AI and Public Safety
I think the AI industry is confusing its own customers when it lumps everything under a single term: "AI".
In reality, I see at least four quite different domains for the critical comms sector:
Language AI – generating incident reports, summarising operational logs, and searching large volumes of policy and procedure documents.
Data AI – analysing performance data, predicting congestion during major incidents, and identifying trends in emergency service demand.
Vision/Image AI – analysing CCTV, drone imagery, number plate recognition, and body-worn video to detect incidents and improve situational awareness.
Automation AI – automatically provisioning services, raising tickets, or triggering operational workflows.
Most real-world public safety solutions will eventually combine several of these capabilities.

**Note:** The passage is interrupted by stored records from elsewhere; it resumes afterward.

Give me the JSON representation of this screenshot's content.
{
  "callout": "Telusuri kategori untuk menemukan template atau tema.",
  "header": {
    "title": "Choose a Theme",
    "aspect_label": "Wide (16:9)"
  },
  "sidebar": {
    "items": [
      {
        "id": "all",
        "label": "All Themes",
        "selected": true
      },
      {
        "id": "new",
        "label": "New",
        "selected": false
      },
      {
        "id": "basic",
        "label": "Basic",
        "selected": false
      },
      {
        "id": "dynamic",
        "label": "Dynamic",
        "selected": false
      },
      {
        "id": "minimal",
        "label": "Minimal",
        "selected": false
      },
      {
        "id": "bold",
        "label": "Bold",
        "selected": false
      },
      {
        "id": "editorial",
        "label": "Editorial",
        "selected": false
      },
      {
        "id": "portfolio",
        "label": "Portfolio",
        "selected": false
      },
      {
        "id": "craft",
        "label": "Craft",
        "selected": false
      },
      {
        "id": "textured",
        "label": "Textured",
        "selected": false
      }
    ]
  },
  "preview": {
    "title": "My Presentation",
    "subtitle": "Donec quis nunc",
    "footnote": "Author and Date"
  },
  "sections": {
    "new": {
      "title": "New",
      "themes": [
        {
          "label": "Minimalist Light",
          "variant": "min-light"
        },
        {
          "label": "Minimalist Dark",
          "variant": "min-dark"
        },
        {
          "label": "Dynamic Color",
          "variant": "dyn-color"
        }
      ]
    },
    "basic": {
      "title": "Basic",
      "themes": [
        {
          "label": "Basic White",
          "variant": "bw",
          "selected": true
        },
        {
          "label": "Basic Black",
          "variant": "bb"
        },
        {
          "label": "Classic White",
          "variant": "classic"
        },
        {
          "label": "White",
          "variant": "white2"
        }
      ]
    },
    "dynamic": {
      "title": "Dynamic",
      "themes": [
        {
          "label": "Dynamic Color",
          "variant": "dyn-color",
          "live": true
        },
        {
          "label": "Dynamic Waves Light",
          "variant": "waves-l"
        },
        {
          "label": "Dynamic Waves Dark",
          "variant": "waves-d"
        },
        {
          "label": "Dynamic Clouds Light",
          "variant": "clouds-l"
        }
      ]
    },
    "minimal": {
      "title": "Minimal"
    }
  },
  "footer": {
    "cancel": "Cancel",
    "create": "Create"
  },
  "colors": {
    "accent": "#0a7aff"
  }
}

For example, a CCTV camera could detect a vehicle crash at an intersection. Analytics could assess the likely severity based on traffic conditions, vehicle speeds, and nearby infrastructure, estimating the potential impact on people and property. An LLM could then generate an incident briefing for dispatchers and responding agencies. Automated systems could notify police, fire, ambulance, and transport authorities while allocating resources and updating operational dashboards.
The challenge is that when people talk about "AI", they are often talking about completely different technologies. That makes it difficult to understand what organisations are actually buying and where the real value sits.
Perhaps it’s time we stopped talking about AI as a single thing and started talking about the specific capabilities it delivers. That would make it much easier for organisations to understand what they’re actually buying and the outcomes they’re expecting to achieve.